Estar atrapado dentro de un cuento que está por nacer es algo mágico que sucede con poca frecuencia, siempre es algo esporádico, poco común. Uno puede estar viajando a través de la noche en el interior de un sueño pero tarde o temprano el encantamiento onírico morirá y nosotros sentimos vagamente que hemos escapado a tiempo de esa pequeña muerte sin haberlo decidido siquiera. A veces he soñado que escribía un cuento brillante solo en segundos, un cuento que me demandaría cierta cantidad de páginas clásicas pero al despertar a la realidad la página en blanco sigue ahí intacta, yerma de ideas, sola y vacía como la noche anterior sobre el escritorio, desolada como un páramo.
Uno nunca sabe como entra a un cuento, yo me he rendido muchas veces tratando de explicar ese proceso. Hay una especie de tensión al principio, es lo único que puedo recordar porque prefiero culpar de todo a la irresponsabilidad, a la inconsciencia, a la pasión irrefrenable de escribirlo todo a través del ardor del deseo de extraer oro literario de roídas palabras oxidadas, aparentemente muertas y olvidadas.

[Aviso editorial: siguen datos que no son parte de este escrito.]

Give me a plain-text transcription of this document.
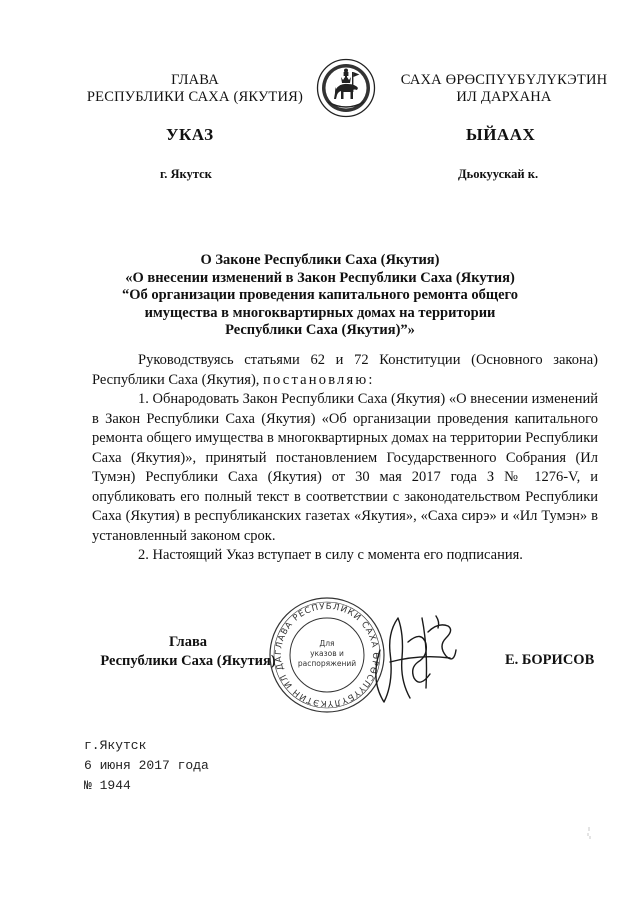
ГЛАВА
РЕСПУБЛИКИ САХА (ЯКУТИЯ)
САХА ӨРӨСПҮҮБҮЛҮКЭТИН
ИЛ ДАРХАНА
УКАЗ	ЫЙААХ
г. Якутск	Дьокуускай к.
О Законе Республики Саха (Якутия)
«О внесении изменений в Закон Республики Саха (Якутия)
“Об организации проведения капитального ремонта общего
имущества в многоквартирных домах на территории
Республики Саха (Якутия)”»

Руководствуясь статьями 62 и 72 Конституции (Основного закона) Республики Саха (Якутия), постановляю:

1. Обнародовать Закон Республики Саха (Якутия) «О внесении изменений в Закон Республики Саха (Якутия) «Об организации проведения капитального ремонта общего имущества в многоквартирных домах на территории Республики Саха (Якутия)», принятый постановлением Государственного Собрания (Ил Тумэн) Республики Саха (Якутия) от 30 мая 2017 года З № 1276-V, и опубликовать его полный текст в соответствии с законодательством Республики Саха (Якутия) в республиканских газетах «Якутия», «Саха сирэ» и «Ил Тумэн» в установленный законом срок.

2. Настоящий Указ вступает в силу с момента его подписания.

Глава
Республики Саха (Якутия)
ГЛАВА РЕСПУБЛИКИ САХА ӨРӨСПҮҮБҮЛҮКЭТИН ИЛ ДА
Для
указов и
распоряжений	Е. БОРИСОВ
г.Якутск
6 июня 2017 года
№ 1944
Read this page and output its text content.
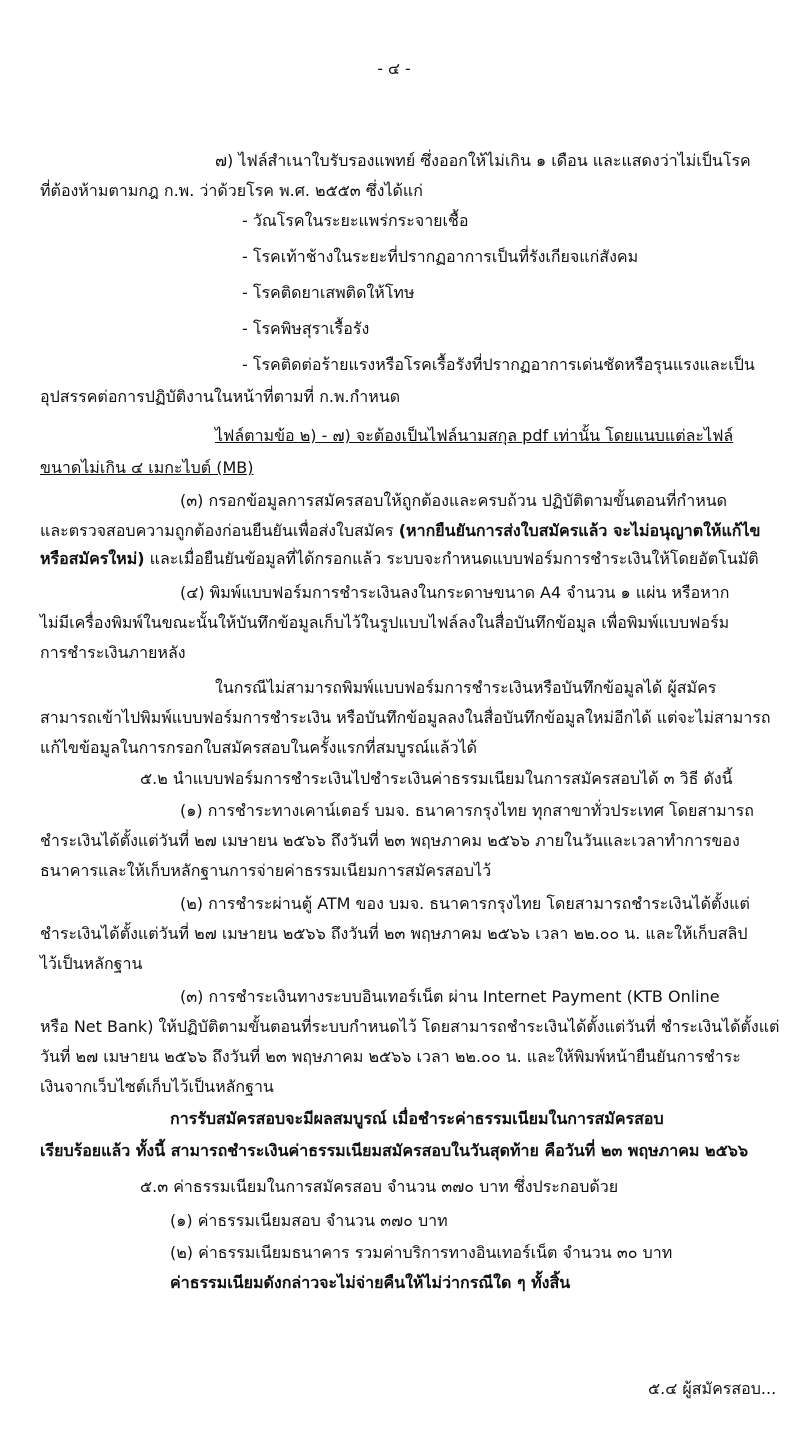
- ๔ -
๗) ไฟล์สำเนาใบรับรองแพทย์ ซึ่งออกให้ไม่เกิน ๑ เดือน และแสดงว่าไม่เป็นโรค
ที่ต้องห้ามตามกฎ ก.พ. ว่าด้วยโรค พ.ศ. ๒๕๕๓ ซึ่งได้แก่
- วัณโรคในระยะแพร่กระจายเชื้อ
- โรคเท้าช้างในระยะที่ปรากฏอาการเป็นที่รังเกียจแก่สังคม
- โรคติดยาเสพติดให้โทษ
- โรคพิษสุราเรื้อรัง
- โรคติดต่อร้ายแรงหรือโรคเรื้อรังที่ปรากฏอาการเด่นชัดหรือรุนแรงและเป็น
อุปสรรคต่อการปฏิบัติงานในหน้าที่ตามที่ ก.พ.กำหนด
ไฟล์ตามข้อ ๒) - ๗) จะต้องเป็นไฟล์นามสกุล pdf เท่านั้น โดยแนบแต่ละไฟล์
ขนาดไม่เกิน ๔ เมกะไบต์ (MB)
(๓) กรอกข้อมูลการสมัครสอบให้ถูกต้องและครบถ้วน ปฏิบัติตามขั้นตอนที่กำหนด
และตรวจสอบความถูกต้องก่อนยืนยันเพื่อส่งใบสมัคร (หากยืนยันการส่งใบสมัครแล้ว จะไม่อนุญาตให้แก้ไข
หรือสมัครใหม่) และเมื่อยืนยันข้อมูลที่ได้กรอกแล้ว ระบบจะกำหนดแบบฟอร์มการชำระเงินให้โดยอัตโนมัติ
(๔) พิมพ์แบบฟอร์มการชำระเงินลงในกระดาษขนาด A4 จำนวน ๑ แผ่น หรือหาก
ไม่มีเครื่องพิมพ์ในขณะนั้นให้บันทึกข้อมูลเก็บไว้ในรูปแบบไฟล์ลงในสื่อบันทึกข้อมูล เพื่อพิมพ์แบบฟอร์ม
การชำระเงินภายหลัง
ในกรณีไม่สามารถพิมพ์แบบฟอร์มการชำระเงินหรือบันทึกข้อมูลได้ ผู้สมัคร
สามารถเข้าไปพิมพ์แบบฟอร์มการชำระเงิน หรือบันทึกข้อมูลลงในสื่อบันทึกข้อมูลใหม่อีกได้ แต่จะไม่สามารถ
แก้ไขข้อมูลในการกรอกใบสมัครสอบในครั้งแรกที่สมบูรณ์แล้วได้
๕.๒ นำแบบฟอร์มการชำระเงินไปชำระเงินค่าธรรมเนียมในการสมัครสอบได้ ๓ วิธี ดังนี้
(๑) การชำระทางเคาน์เตอร์ บมจ. ธนาคารกรุงไทย ทุกสาขาทั่วประเทศ โดยสามารถ
ชำระเงินได้ตั้งแต่วันที่ ๒๗ เมษายน ๒๕๖๖ ถึงวันที่ ๒๓ พฤษภาคม ๒๕๖๖ ภายในวันและเวลาทำการของ
ธนาคารและให้เก็บหลักฐานการจ่ายค่าธรรมเนียมการสมัครสอบไว้
(๒) การชำระผ่านตู้ ATM ของ บมจ. ธนาคารกรุงไทย โดยสามารถชำระเงินได้ตั้งแต่
ชำระเงินได้ตั้งแต่วันที่ ๒๗ เมษายน ๒๕๖๖ ถึงวันที่ ๒๓ พฤษภาคม ๒๕๖๖ เวลา ๒๒.๐๐ น. และให้เก็บสลิป
ไว้เป็นหลักฐาน
(๓) การชำระเงินทางระบบอินเทอร์เน็ต ผ่าน Internet Payment (KTB Online
หรือ Net Bank) ให้ปฏิบัติตามขั้นตอนที่ระบบกำหนดไว้ โดยสามารถชำระเงินได้ตั้งแต่วันที่ ชำระเงินได้ตั้งแต่
วันที่ ๒๗ เมษายน ๒๕๖๖ ถึงวันที่ ๒๓ พฤษภาคม ๒๕๖๖ เวลา ๒๒.๐๐ น. และให้พิมพ์หน้ายืนยันการชำระ
เงินจากเว็บไซต์เก็บไว้เป็นหลักฐาน
การรับสมัครสอบจะมีผลสมบูรณ์ เมื่อชำระค่าธรรมเนียมในการสมัครสอบ
เรียบร้อยแล้ว ทั้งนี้ สามารถชำระเงินค่าธรรมเนียมสมัครสอบในวันสุดท้าย คือวันที่ ๒๓ พฤษภาคม ๒๕๖๖
๕.๓ ค่าธรรมเนียมในการสมัครสอบ จำนวน ๓๗๐ บาท ซึ่งประกอบด้วย
(๑) ค่าธรรมเนียมสอบ จำนวน ๓๗๐ บาท
(๒) ค่าธรรมเนียมธนาคาร รวมค่าบริการทางอินเทอร์เน็ต จำนวน ๓๐ บาท
ค่าธรรมเนียมดังกล่าวจะไม่จ่ายคืนให้ไม่ว่ากรณีใด ๆ ทั้งสิ้น
๕.๔ ผู้สมัครสอบ...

Entonces siento otra vez el frío misterio de una puerta que se abre en la oscuridad de la mente hasta ver un rayo de luz casi imperceptible que me hace preguntas como una señal silenciosa. Entonces es cuando empiezo a caminar tembloroso e inseguro, con cierto temor también, porque no confesarlo, como una especie de vaga cobardía que se ahogara en las vanas palabras y en las imágenes difusas de algo que se acerca a mí y no sé lo que es pero debo desentramar.
A veces no es una puerta sino varias, ellas se multiplican en su afán de confundirme, hacer que me pierda en interminables galerías imaginarias plagadas de frases que se ofrecen como un don efímero, como un legado de una breve felicidad. Pero debo continuar, siento la sombra de pupilas hambrientas que me recorren en un camino blanco y solitario que no tiene fin, siento el tambor de suaves corazones que palpitan suspendidos ante el arribo sorpresivo de un desagradable punto final. A veces las palabras esperan ser elegidas en un rincón sin hablar, solo esperan su turno con una solemne educación y yo quedo atrapado en complicadas telarañas hasta que la historia se desata de la madeja donde estaba escondida y se escribe sola como las sentencias de un adivino.
Suelo escuchar al caminar por la calle las locuras infantiles que un niño le cuenta a su madre paseando de la mano, recuerdo ese beso mudo lleno de profundidades en los labios clandestinos de una mujer de ensueño. Recuerdo luchar con cada palabra para resucitarla de su mediocre condición a través de la poesía, batallar contra modestas incertidumbres sin tiempo ni medida, abrazándome sin rencor a la sutil indiferencia, por el solo hecho de escribir y nada más. Sin pretensiones, solo compartirlo con las estatuas de las plazas que me cuentan los secretos de la noche.